The Jakarta Globe,
Surabaya. Police in Surabaya said on Sunday they had found sufficient evidence to indicate that violations had occurred during the transfer of animals from Surabaya Zoo, hundreds of animals have died in unnatural and often harrowing conditions, amid increasing reports of mistreatment and mismanagement.
“We have found sufficient evidence to raise the status to a full investigation,” Adj. Sr. Comr. Farman, the Surabaya Police’s chief of detectives, told the Jakarta Globe on Sunday.
Farman said it appeared that the zoo, under the then-management of a caretaker team led by Tony Sumampau, the director of Taman Safari Indonesia, had violated the 1990 Natural Resources Conservation Law, which prohibits the trade in certain endangered species.
The law also stipulates that wildlife can only be traded with wildlife and not with other items.

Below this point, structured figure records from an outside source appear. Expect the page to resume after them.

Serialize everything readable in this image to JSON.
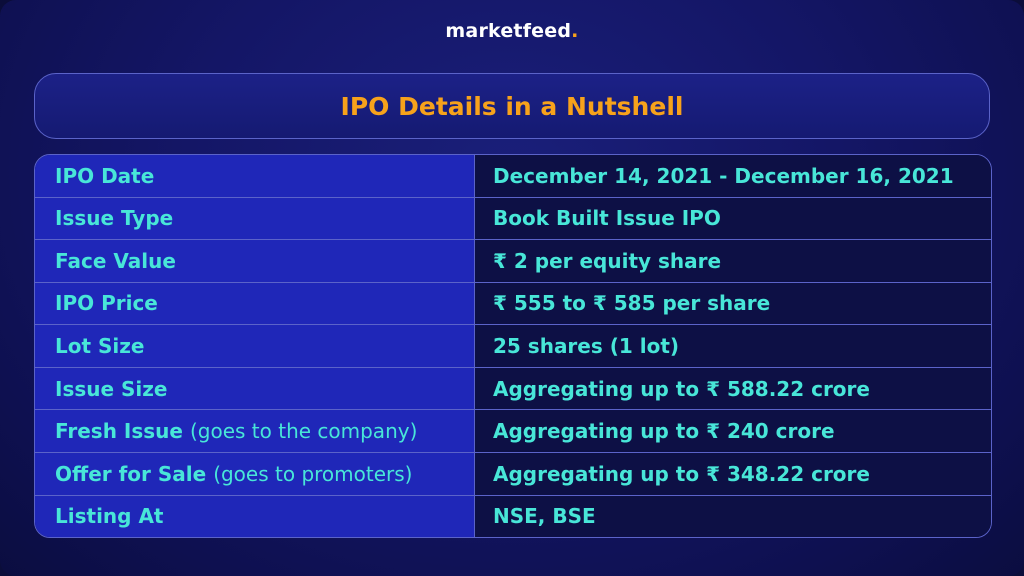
{
  "brand": {
    "name": "marketfeed",
    "dot": ".",
    "accent_color": "#f7a21b"
  },
  "title": "IPO Details in a Nutshell",
  "colors": {
    "background": "#141666",
    "label_cell": "#1f27b8",
    "value_cell": "#0d1045",
    "text": "#48e6d8",
    "border": "#5b63c9"
  },
  "rows": [
    {
      "label": "IPO Date",
      "note": "",
      "value": "December 14, 2021 - December 16, 2021"
    },
    {
      "label": "Issue Type",
      "note": "",
      "value": "Book Built Issue IPO"
    },
    {
      "label": "Face Value",
      "note": "",
      "value": "₹ 2 per equity share"
    },
    {
      "label": "IPO Price",
      "note": "",
      "value": "₹ 555 to ₹ 585 per share"
    },
    {
      "label": "Lot Size",
      "note": "",
      "value": "25 shares (1 lot)"
    },
    {
      "label": "Issue Size",
      "note": "",
      "value": "Aggregating up to ₹ 588.22 crore"
    },
    {
      "label": "Fresh Issue",
      "note": "(goes to the company)",
      "value": "Aggregating up to ₹ 240 crore"
    },
    {
      "label": "Offer for Sale",
      "note": "(goes to promoters)",
      "value": "Aggregating up to ₹ 348.22 crore"
    },
    {
      "label": "Listing At",
      "note": "",
      "value": "NSE, BSE"
    }
  ]
}
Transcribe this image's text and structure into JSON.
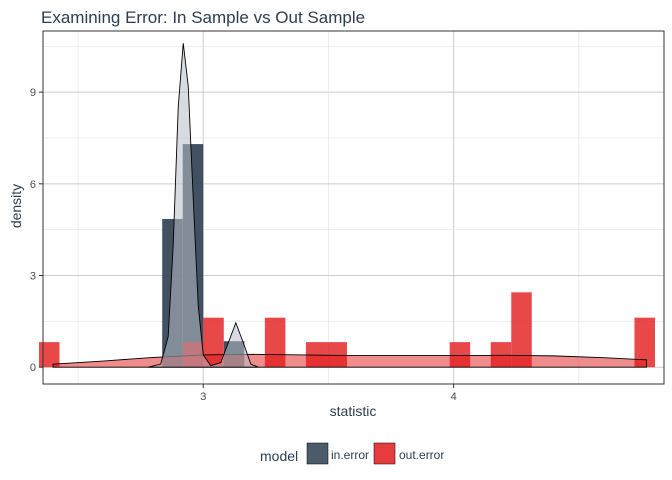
{
  "chart_data": {
    "type": "histogram-density",
    "title": "Examining Error: In Sample vs Out Sample",
    "xlabel": "statistic",
    "ylabel": "density",
    "xlim": [
      2.36,
      4.84
    ],
    "ylim": [
      -0.55,
      11.0
    ],
    "x_ticks": [
      3,
      4
    ],
    "y_ticks": [
      0,
      3,
      6,
      9
    ],
    "grid": true,
    "legend": {
      "title": "model",
      "position": "bottom",
      "entries": [
        {
          "name": "in.error",
          "color": "#2c3e50"
        },
        {
          "name": "out.error",
          "color": "#e31a1c"
        }
      ]
    },
    "bin_width": 0.082,
    "series": [
      {
        "name": "in.error",
        "color": "#2c3e50",
        "bars": [
          {
            "x": 2.877,
            "y": 4.85
          },
          {
            "x": 2.959,
            "y": 7.3
          },
          {
            "x": 3.123,
            "y": 0.85
          }
        ],
        "density_curve": [
          [
            2.78,
            0.0
          ],
          [
            2.83,
            0.1
          ],
          [
            2.86,
            1.0
          ],
          [
            2.88,
            4.0
          ],
          [
            2.9,
            8.5
          ],
          [
            2.92,
            10.6
          ],
          [
            2.94,
            9.2
          ],
          [
            2.96,
            5.5
          ],
          [
            2.98,
            2.0
          ],
          [
            3.0,
            0.4
          ],
          [
            3.03,
            0.05
          ],
          [
            3.07,
            0.15
          ],
          [
            3.1,
            0.8
          ],
          [
            3.13,
            1.45
          ],
          [
            3.16,
            0.8
          ],
          [
            3.19,
            0.1
          ],
          [
            3.22,
            0.0
          ]
        ]
      },
      {
        "name": "out.error",
        "color": "#e31a1c",
        "bars": [
          {
            "x": 2.385,
            "y": 0.82
          },
          {
            "x": 2.959,
            "y": 0.82
          },
          {
            "x": 3.041,
            "y": 1.62
          },
          {
            "x": 3.287,
            "y": 1.62
          },
          {
            "x": 3.451,
            "y": 0.82
          },
          {
            "x": 3.533,
            "y": 0.82
          },
          {
            "x": 4.025,
            "y": 0.82
          },
          {
            "x": 4.189,
            "y": 0.82
          },
          {
            "x": 4.271,
            "y": 2.45
          },
          {
            "x": 4.763,
            "y": 1.62
          }
        ],
        "density_curve": [
          [
            2.4,
            0.1
          ],
          [
            2.6,
            0.2
          ],
          [
            2.8,
            0.32
          ],
          [
            3.0,
            0.4
          ],
          [
            3.2,
            0.42
          ],
          [
            3.4,
            0.4
          ],
          [
            3.6,
            0.38
          ],
          [
            3.8,
            0.38
          ],
          [
            4.0,
            0.38
          ],
          [
            4.2,
            0.39
          ],
          [
            4.4,
            0.37
          ],
          [
            4.6,
            0.31
          ],
          [
            4.77,
            0.24
          ]
        ]
      }
    ]
  }
}
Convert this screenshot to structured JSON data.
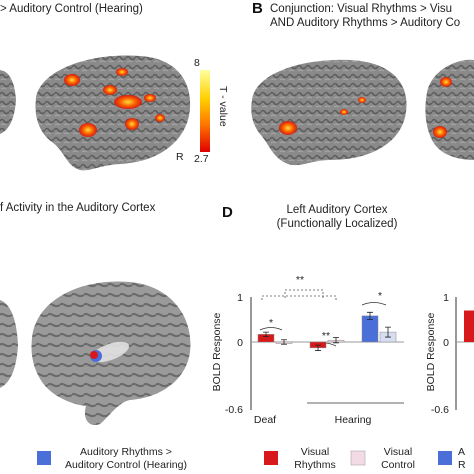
{
  "panel_a": {
    "title": "> Auditory Control (Hearing)"
  },
  "colorbar": {
    "max_label": "8",
    "min_label": "2.7",
    "axis_title": "T - value",
    "hemisphere": "R",
    "colors": [
      "#ffffa0",
      "#ffd000",
      "#ff7a00",
      "#ff2000",
      "#e00000"
    ]
  },
  "panel_b": {
    "letter": "B",
    "line1": "Conjunction: Visual Rhythms > Visu",
    "line2": "AND Auditory Rhythms > Auditory Co"
  },
  "panel_c": {
    "title": "f Activity in the Auditory Cortex"
  },
  "panel_d": {
    "letter": "D",
    "title_line1": "Left Auditory Cortex",
    "title_line2": "(Functionally Localized)"
  },
  "chart_data": [
    {
      "type": "bar",
      "title": "Left Auditory Cortex (Functionally Localized)",
      "ylabel": "BOLD Response",
      "ylim": [
        -0.6,
        1
      ],
      "yticks": [
        "1",
        "0",
        "-0.6"
      ],
      "groups": [
        "Deaf",
        "Hearing"
      ],
      "group_labels": {
        "deaf": "Deaf",
        "hearing": "Hearing"
      },
      "series": [
        {
          "name": "Visual Rhythms",
          "color": "#d7191c",
          "values": [
            0.17,
            -0.13,
            null
          ]
        },
        {
          "name": "Visual Control",
          "color": "#f3dbe6",
          "values": [
            0.0,
            0.04,
            null
          ]
        },
        {
          "name": "Auditory Rhythms",
          "color": "#4b6fd8",
          "values": [
            null,
            null,
            0.58
          ]
        },
        {
          "name": "Auditory Control",
          "color": "#d8def2",
          "values": [
            null,
            null,
            0.22
          ]
        }
      ],
      "bars": [
        {
          "value": 0.17,
          "error": 0.05,
          "color": "#d7191c"
        },
        {
          "value": 0.0,
          "error": 0.05,
          "color": "#f3dbe6"
        },
        {
          "value": -0.13,
          "error": 0.06,
          "color": "#d7191c"
        },
        {
          "value": 0.04,
          "error": 0.06,
          "color": "#f3dbe6"
        },
        {
          "value": 0.58,
          "error": 0.08,
          "color": "#4b6fd8"
        },
        {
          "value": 0.22,
          "error": 0.11,
          "color": "#d8def2"
        }
      ],
      "significance": [
        "*",
        "**",
        "**",
        "*"
      ]
    },
    {
      "type": "bar",
      "ylabel": "BOLD Response",
      "yticks": [
        "1",
        "0",
        "-0.6"
      ],
      "ylim": [
        -0.6,
        1
      ],
      "bars": [
        {
          "value": 0.7,
          "color": "#d7191c"
        }
      ]
    }
  ],
  "legend": {
    "auditory_line1": "Auditory Rhythms >",
    "auditory_line2": "Auditory Control (Hearing)",
    "auditory_color": "#4b6fd8",
    "visual_rhythms_line1": "Visual",
    "visual_rhythms_line2": "Rhythms",
    "visual_rhythms_color": "#d7191c",
    "visual_control_line1": "Visual",
    "visual_control_line2": "Control",
    "visual_control_color": "#f3dbe6",
    "auditory_cut_line1": "A",
    "auditory_cut_line2": "R",
    "auditory_cut_color": "#4b6fd8"
  }
}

Farman said police had found evidence that some animals from Surabaya Zoo were traded by officials for motor vehicles.
He said police had also obtained documents showing some animals had been sold for cash.
Another document showed Surabaya Zoo had agreed to transfer 34 animals to Pematang Siantar Zoo in North Sumatra in exchange for 200 stuffed animals.
Tony denied the allegation that the trades carried out under his management were illegal, saying they were made in the best interests of the animals, given that one of the main problems experts had long identified at the zoo was its inability to properly care for all of its animals.
He added that transfers out of Surabaya were based on recommendations from an independent team of experts, set up by the Forestry Ministry, to evaluate the health of the animals and the management system in place at the zoo.
“The team made many recommendations, including one that suggested releasing or trading species if their numbers were too high,” Tony said.
“If anything, I regret that the recommendation is no longer being carried out by the current management.”
Surabaya Zoo has in recent years come under international scrutiny for the high rate of horrific animal deaths there.
The latest death came on Thursday night, when a badly malnourished white female tiger named Chandrika died after essentially starving to death.
“She had problems with her tongue and lost some of her teeth because of her old age,” Liang Kaspe, the zoo’s operations director, told the Globe on Friday.
“Food often fell out of her mouth because of her damaged tongue.”
But a source at the zoo told the Globe that officials had ignored Chandrika’s plight, refusing to give her medical attention for an infection that began on her shoulder three months earlier and later spread to her mouth after she licked at it.
“Chandrika was not taken care of by a medical team as required,” the source said, speaking on condition of anonymity. “She needed emergency care.”
Tony concurred, saying he felt sorry for Chandrika “because she never received medical treatment.”
Zoo spokesman Agus Supangkat told the Globe that the animal had likely died from pneumonia.
“We’re also looking for other possible causes to strengthen the diagnosis,” he said. “We have sent her body organs to a lab at Airlangga University [in Surabaya] to get the right diagnosis” on the cause of death.
Liang said the pneumonia became deadly because of Chandrika’s malnourished condition, adding the zoo had never weighed the animal.